Littered McMaster land

February 8, 2018
This article was published more than 2 years ago.
Est. Reading Time: 2 minutes

By: Nature at McMaster

In 1941, McMaster Chancellor Howard P. Whidden said that the Westdale property’s “beautiful surrounding and natural setting” was one of the most important reasons that McMaster University relocated from Toronto to Hamilton.

The vision for this move, as summarized in a quote published in the Hamilton Spectator in 1929, was that academic pursuits would be supported by Cootes Paradise.

It is this co-dependent relationship that intended that McMaster students would be able to enjoy cool ravines and marsh meadows in their backyard to meditate and muse.

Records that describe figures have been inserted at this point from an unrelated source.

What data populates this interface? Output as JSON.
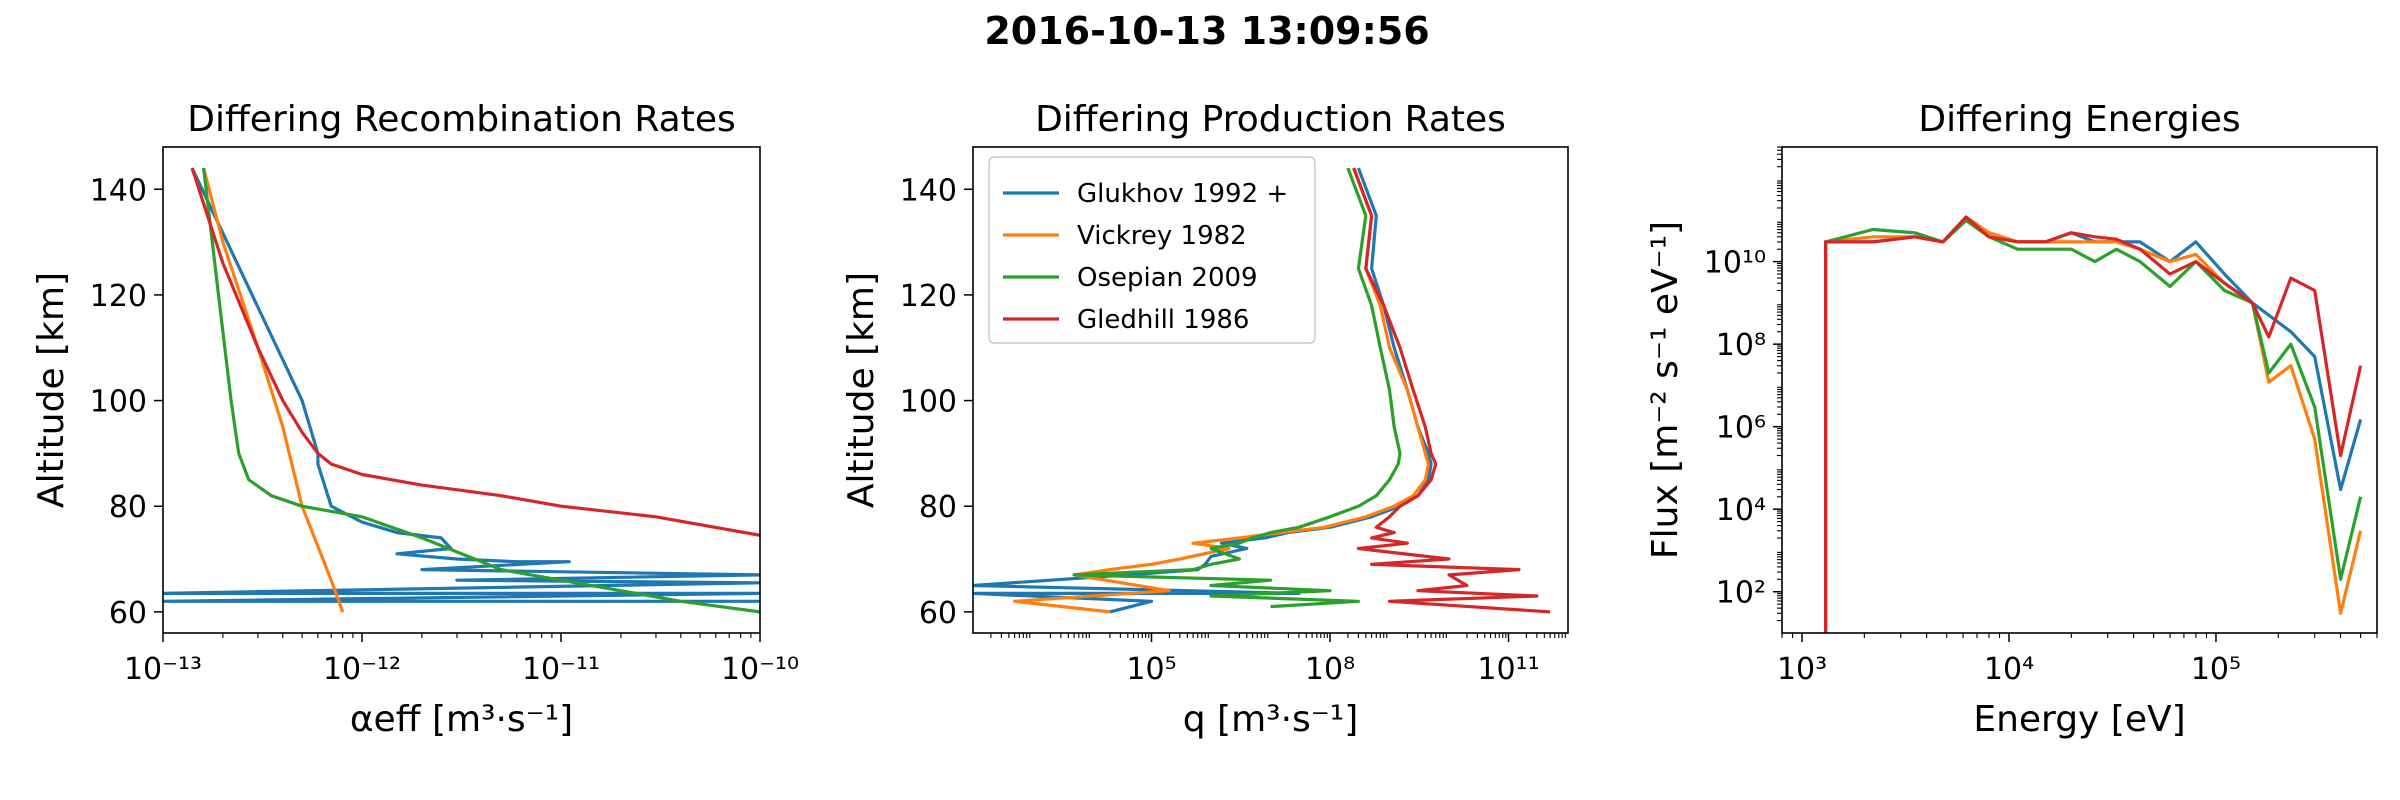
{
  "figure_title": "2016-10-13 13:09:56",
  "colors": {
    "Glukhov 1992 +": "#1f77b4",
    "Vickrey 1982": "#ff7f0e",
    "Osepian 2009": "#2ca02c",
    "Gledhill 1986": "#d62728"
  },
  "chart_data": [
    {
      "type": "line",
      "title": "Differing Recombination Rates",
      "xlabel": "αeff [m³·s⁻¹]",
      "ylabel": "Altitude [km]",
      "xscale": "log",
      "xlim": [
        1e-13,
        1e-10
      ],
      "ylim": [
        56,
        148
      ],
      "xticks": [
        {
          "v": 1e-13,
          "label": "10⁻¹³"
        },
        {
          "v": 1e-12,
          "label": "10⁻¹²"
        },
        {
          "v": 1e-11,
          "label": "10⁻¹¹"
        },
        {
          "v": 1e-10,
          "label": "10⁻¹⁰"
        }
      ],
      "yticks": [
        60,
        80,
        100,
        120,
        140
      ],
      "series": [
        {
          "name": "Glukhov 1992 +",
          "x": [
            1.4e-13,
            5e-13,
            6e-13,
            6e-13,
            7e-13,
            1e-12,
            1.5e-12,
            2.5e-12,
            2.8e-12,
            1.5e-12,
            3e-12,
            6e-12,
            1.1e-11,
            2e-12,
            1e-10,
            3e-12,
            1e-10,
            1e-13,
            1e-10,
            1e-13,
            1e-10
          ],
          "y": [
            144,
            100,
            90,
            88,
            80,
            77,
            75,
            74,
            72,
            71,
            70,
            69.5,
            69.5,
            68,
            67,
            66,
            65.5,
            63.5,
            63.5,
            62,
            62
          ]
        },
        {
          "name": "Vickrey 1982",
          "x": [
            1.6e-13,
            2e-13,
            3e-13,
            4e-13,
            5e-13,
            7e-13,
            8e-13
          ],
          "y": [
            144,
            130,
            110,
            95,
            80,
            66,
            60
          ]
        },
        {
          "name": "Osepian 2009",
          "x": [
            1.6e-13,
            1.9e-13,
            2.2e-13,
            2.4e-13,
            2.7e-13,
            3.5e-13,
            5e-13,
            1e-12,
            2e-12,
            5e-12,
            1e-11,
            2e-11,
            4e-11,
            1e-10
          ],
          "y": [
            144,
            120,
            100,
            90,
            85,
            82,
            80,
            78,
            74,
            68,
            66,
            64,
            62,
            60
          ]
        },
        {
          "name": "Gledhill 1986",
          "x": [
            1.4e-13,
            2e-13,
            3e-13,
            4e-13,
            5e-13,
            6e-13,
            7e-13,
            1e-12,
            2e-12,
            5e-12,
            1e-11,
            3e-11,
            1e-10
          ],
          "y": [
            144,
            126,
            110,
            100,
            94,
            90,
            88,
            86,
            84,
            82,
            80,
            78,
            74.5
          ]
        }
      ]
    },
    {
      "type": "line",
      "title": "Differing Production Rates",
      "xlabel": "q [m³·s⁻¹]",
      "ylabel": "Altitude [km]",
      "xscale": "log",
      "xlim": [
        100,
        1000000000000.0
      ],
      "ylim": [
        56,
        148
      ],
      "xticks": [
        {
          "v": 100000.0,
          "label": "10⁵"
        },
        {
          "v": 100000000.0,
          "label": "10⁸"
        },
        {
          "v": 100000000000.0,
          "label": "10¹¹"
        }
      ],
      "yticks": [
        60,
        80,
        100,
        120,
        140
      ],
      "legend": "top-left",
      "series": [
        {
          "name": "Glukhov 1992 +",
          "x": [
            300000000.0,
            600000000.0,
            500000000.0,
            800000000.0,
            1200000000.0,
            2000000000.0,
            3000000000.0,
            4500000000.0,
            5000000000.0,
            4500000000.0,
            3000000000.0,
            1500000000.0,
            500000000.0,
            100000000.0,
            20000000.0,
            8000000.0,
            1500000.0,
            4000000.0,
            1000000.0,
            800000.0,
            600000.0,
            40000.0,
            100,
            30000000.0,
            100,
            100000.0,
            20000.0
          ],
          "y": [
            144,
            135,
            125,
            118,
            110,
            102,
            95,
            90,
            88,
            85,
            82,
            80,
            78,
            76,
            75,
            74,
            73,
            72,
            70.5,
            69,
            68,
            67,
            65,
            63.5,
            63.5,
            62,
            60
          ]
        },
        {
          "name": "Vickrey 1982",
          "x": [
            250000000.0,
            500000000.0,
            400000000.0,
            700000000.0,
            1000000000.0,
            2000000000.0,
            3000000000.0,
            4000000000.0,
            4500000000.0,
            4000000000.0,
            2500000000.0,
            1200000000.0,
            400000000.0,
            80000000.0,
            15000000.0,
            3000000.0,
            500000.0,
            2000000.0,
            300000.0,
            100000.0,
            20000.0,
            5000.0,
            200000.0,
            500.0,
            20000.0
          ],
          "y": [
            144,
            135,
            125,
            118,
            110,
            102,
            95,
            90,
            88,
            85,
            82,
            80,
            78,
            76,
            75,
            74,
            73,
            72,
            70,
            69,
            68,
            67,
            64,
            62,
            60
          ]
        },
        {
          "name": "Osepian 2009",
          "x": [
            200000000.0,
            400000000.0,
            300000000.0,
            500000000.0,
            700000000.0,
            1000000000.0,
            1200000000.0,
            1500000000.0,
            1400000000.0,
            1000000000.0,
            600000000.0,
            300000000.0,
            100000000.0,
            30000000.0,
            10000000.0,
            5000000.0,
            3000000.0,
            1000000.0,
            3000000.0,
            1000000.0,
            500000.0,
            5000.0,
            10000000.0,
            1000000.0,
            100000000.0,
            1000000.0,
            300000000.0,
            10000000.0
          ],
          "y": [
            144,
            135,
            125,
            118,
            110,
            102,
            95,
            90,
            88,
            85,
            82,
            80,
            78,
            76,
            75,
            74,
            73,
            72,
            70,
            69,
            68,
            67,
            66,
            65,
            64,
            63,
            62,
            61
          ]
        },
        {
          "name": "Gledhill 1986",
          "x": [
            250000000.0,
            500000000.0,
            400000000.0,
            800000000.0,
            1500000000.0,
            2500000000.0,
            4000000000.0,
            5000000000.0,
            6000000000.0,
            5000000000.0,
            3000000000.0,
            1500000000.0,
            1000000000.0,
            600000000.0,
            1200000000.0,
            500000000.0,
            2000000000.0,
            300000000.0,
            10000000000.0,
            500000000.0,
            150000000000.0,
            10000000000.0,
            20000000000.0,
            3000000000.0,
            300000000000.0,
            1000000000.0,
            500000000000.0
          ],
          "y": [
            144,
            135,
            125,
            118,
            110,
            102,
            95,
            90,
            88,
            85,
            82,
            80,
            78,
            76,
            75,
            74,
            73,
            72,
            70,
            69,
            68,
            67,
            65,
            64,
            63,
            62,
            60
          ]
        }
      ]
    },
    {
      "type": "line",
      "title": "Differing Energies",
      "xlabel": "Energy [eV]",
      "ylabel": "Flux [m⁻² s⁻¹ eV⁻¹]",
      "xscale": "log",
      "yscale": "log",
      "xlim": [
        800,
        600000
      ],
      "ylim": [
        10,
        6000000000000.0
      ],
      "xticks": [
        {
          "v": 1000,
          "label": "10³"
        },
        {
          "v": 10000,
          "label": "10⁴"
        },
        {
          "v": 100000,
          "label": "10⁵"
        }
      ],
      "yticks": [
        {
          "v": 100,
          "label": "10²"
        },
        {
          "v": 10000,
          "label": "10⁴"
        },
        {
          "v": 1000000,
          "label": "10⁶"
        },
        {
          "v": 100000000,
          "label": "10⁸"
        },
        {
          "v": 10000000000,
          "label": "10¹⁰"
        }
      ],
      "series": [
        {
          "name": "Glukhov 1992 +",
          "x": [
            1300,
            1300,
            2200,
            3500,
            4800,
            6200,
            8000,
            11000,
            15000,
            20000,
            26000,
            33000,
            43000,
            60000,
            80000,
            110000,
            150000,
            230000,
            300000,
            400000,
            500000
          ],
          "y": [
            10,
            30000000000.0,
            30000000000.0,
            40000000000.0,
            30000000000.0,
            120000000000.0,
            50000000000.0,
            30000000000.0,
            30000000000.0,
            50000000000.0,
            30000000000.0,
            30000000000.0,
            30000000000.0,
            10000000000.0,
            30000000000.0,
            5000000000.0,
            1000000000.0,
            200000000.0,
            50000000.0,
            30000.0,
            1500000.0
          ]
        },
        {
          "name": "Vickrey 1982",
          "x": [
            1300,
            1300,
            2200,
            3500,
            4800,
            6200,
            8000,
            11000,
            15000,
            20000,
            26000,
            33000,
            43000,
            60000,
            80000,
            110000,
            150000,
            180000,
            230000,
            300000,
            400000,
            500000
          ],
          "y": [
            10,
            30000000000.0,
            40000000000.0,
            40000000000.0,
            30000000000.0,
            120000000000.0,
            50000000000.0,
            30000000000.0,
            30000000000.0,
            30000000000.0,
            30000000000.0,
            30000000000.0,
            20000000000.0,
            10000000000.0,
            15000000000.0,
            3000000000.0,
            1000000000.0,
            12000000.0,
            30000000.0,
            500000.0,
            30,
            3000
          ]
        },
        {
          "name": "Osepian 2009",
          "x": [
            1300,
            1300,
            2200,
            3500,
            4800,
            6200,
            8000,
            11000,
            15000,
            20000,
            26000,
            33000,
            43000,
            60000,
            80000,
            110000,
            150000,
            180000,
            230000,
            300000,
            400000,
            500000
          ],
          "y": [
            10,
            30000000000.0,
            60000000000.0,
            50000000000.0,
            30000000000.0,
            100000000000.0,
            40000000000.0,
            20000000000.0,
            20000000000.0,
            20000000000.0,
            10000000000.0,
            20000000000.0,
            10000000000.0,
            2500000000.0,
            10000000000.0,
            2000000000.0,
            1000000000.0,
            20000000.0,
            100000000.0,
            3000000.0,
            200,
            20000.0
          ]
        },
        {
          "name": "Gledhill 1986",
          "x": [
            1300,
            1300,
            2200,
            3500,
            4800,
            6200,
            8000,
            11000,
            15000,
            20000,
            26000,
            33000,
            43000,
            60000,
            80000,
            110000,
            150000,
            180000,
            230000,
            300000,
            400000,
            500000
          ],
          "y": [
            10,
            30000000000.0,
            30000000000.0,
            40000000000.0,
            30000000000.0,
            120000000000.0,
            40000000000.0,
            30000000000.0,
            30000000000.0,
            50000000000.0,
            40000000000.0,
            35000000000.0,
            20000000000.0,
            5000000000.0,
            10000000000.0,
            3000000000.0,
            1000000000.0,
            150000000.0,
            4000000000.0,
            2000000000.0,
            200000.0,
            30000000.0
          ]
        }
      ]
    }
  ]
}
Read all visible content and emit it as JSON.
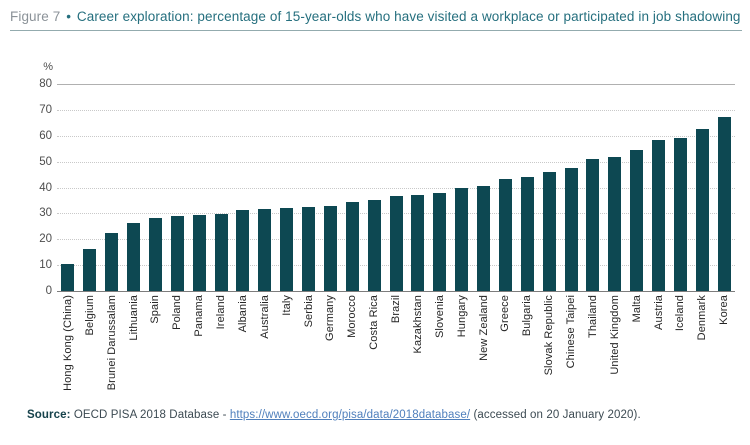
{
  "figure": {
    "label": "Figure 7",
    "separator": "•",
    "title": "Career exploration: percentage of 15-year-olds who have visited a workplace or participated in job shadowing"
  },
  "chart_data": {
    "type": "bar",
    "title": "Career exploration: percentage of 15-year-olds who have visited a workplace or participated in job shadowing",
    "unit_label": "%",
    "ylabel": "%",
    "ylim": [
      0,
      80
    ],
    "yticks": [
      0,
      10,
      20,
      30,
      40,
      50,
      60,
      70,
      80
    ],
    "grid": "horizontal-dotted, top line solid",
    "legend": "none",
    "bar_color": "#0d4852",
    "categories": [
      "Hong Kong (China)",
      "Belgium",
      "Brunei Darussalam",
      "Lithuania",
      "Spain",
      "Poland",
      "Panama",
      "Ireland",
      "Albania",
      "Australia",
      "Italy",
      "Serbia",
      "Germany",
      "Morocco",
      "Costa Rica",
      "Brazil",
      "Kazakhstan",
      "Slovenia",
      "Hungary",
      "New Zealand",
      "Greece",
      "Bulgaria",
      "Slovak Republic",
      "Chinese Taipei",
      "Thailand",
      "United Kingdom",
      "Malta",
      "Austria",
      "Iceland",
      "Denmark",
      "Korea"
    ],
    "values": [
      10.4,
      16.3,
      22.4,
      26.4,
      28.3,
      29.1,
      29.4,
      29.6,
      31.3,
      31.7,
      32.1,
      32.5,
      33.0,
      34.4,
      35.0,
      36.6,
      37.0,
      37.8,
      40.0,
      40.6,
      43.4,
      44.2,
      46.0,
      47.5,
      51.0,
      51.8,
      54.5,
      58.3,
      59.2,
      62.6,
      67.2
    ]
  },
  "source": {
    "label": "Source:",
    "text": " OECD PISA 2018 Database - ",
    "link": "https://www.oecd.org/pisa/data/2018database/",
    "suffix": " (accessed on 20 January 2020)."
  },
  "colors": {
    "bar": "#0d4852",
    "title_teal": "#256f7e",
    "figure_label_gray": "#8b9298",
    "rule": "#93abae",
    "link_blue": "#4f7fbc"
  }
}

At the time, Hamilton proved itself a generous host of higher learning in having McMaster be located where it is now.

I believe that both McMaster and Hamilton are still very much the “generous hosts of higher learning” that these early writers hoped for, however, it seems that higher learning did not traverse outside the classroom walls, despite the increasing amount of stewardship and conservation work pursued by these two parties.

The nature surrounding McMaster has become a dumping ground for student trash instead of academic contemplation.

For instance, in a September letter, the Royal Botanical Gardens expressed their alarm regarding the amount of litter accumulating on Chegwin Trail just behind Brandon Hall.

At the time of this discovery, RBG was monitoring and collecting data about at-risk species, and unfortunately filled a full clear bag of single-use recyclable drink bottles and half a bag of non-recyclable garbage, including broken glass and four reusable drink bottles from the trail.

Unfortunately, the more litter there is, the more people feel it is acceptable to add to the pile.

The nature surrounding McMaster has become a dumping ground for student trash instead of academic contemplation. 

At this rate, the RBG does not foresee themselves being able to keep up with the current garbage deposition rate before “McMaster’s less respectful students turn Chegwin Trail into a landfill”.

Ecological restoration work on this sensitive and world-renowned wetland is unattainable unless the McMaster community adopts a co-dependent attitude between our community and nature.

Unless this happens, it seems that the “Chegwin Trail landfill’’ will inevitably become a reality on this campus and students will no longer be able to enjoy this beautiful trail.

The solution I personally foresee i the theory of “placelessness”, a philosophy that re-imagines how people should view their relationship to the land that Dr.Coleman suggests in his book, Yardwork.

As placelessness suggests, our relationship to nature depends upon good manners: courtesy, respect and gratitude.

As students, we belong to McMaster, Hamilton and Cootes Paradise, which is a large part of our community and our location.

By doing this we will better ourselves and the environment we interact with.

As our ancestors believed, learning and nature come hand in hand.

As an institution that prides itself for innovation and respecting our land, students at McMaster should learn to live up to McMaster’s reputation by showing greater effort in respecting their environment and appreciating the ground that McMaster was built on, because at this rate, McMaster’s beautiful backyard may not be there for our future generations.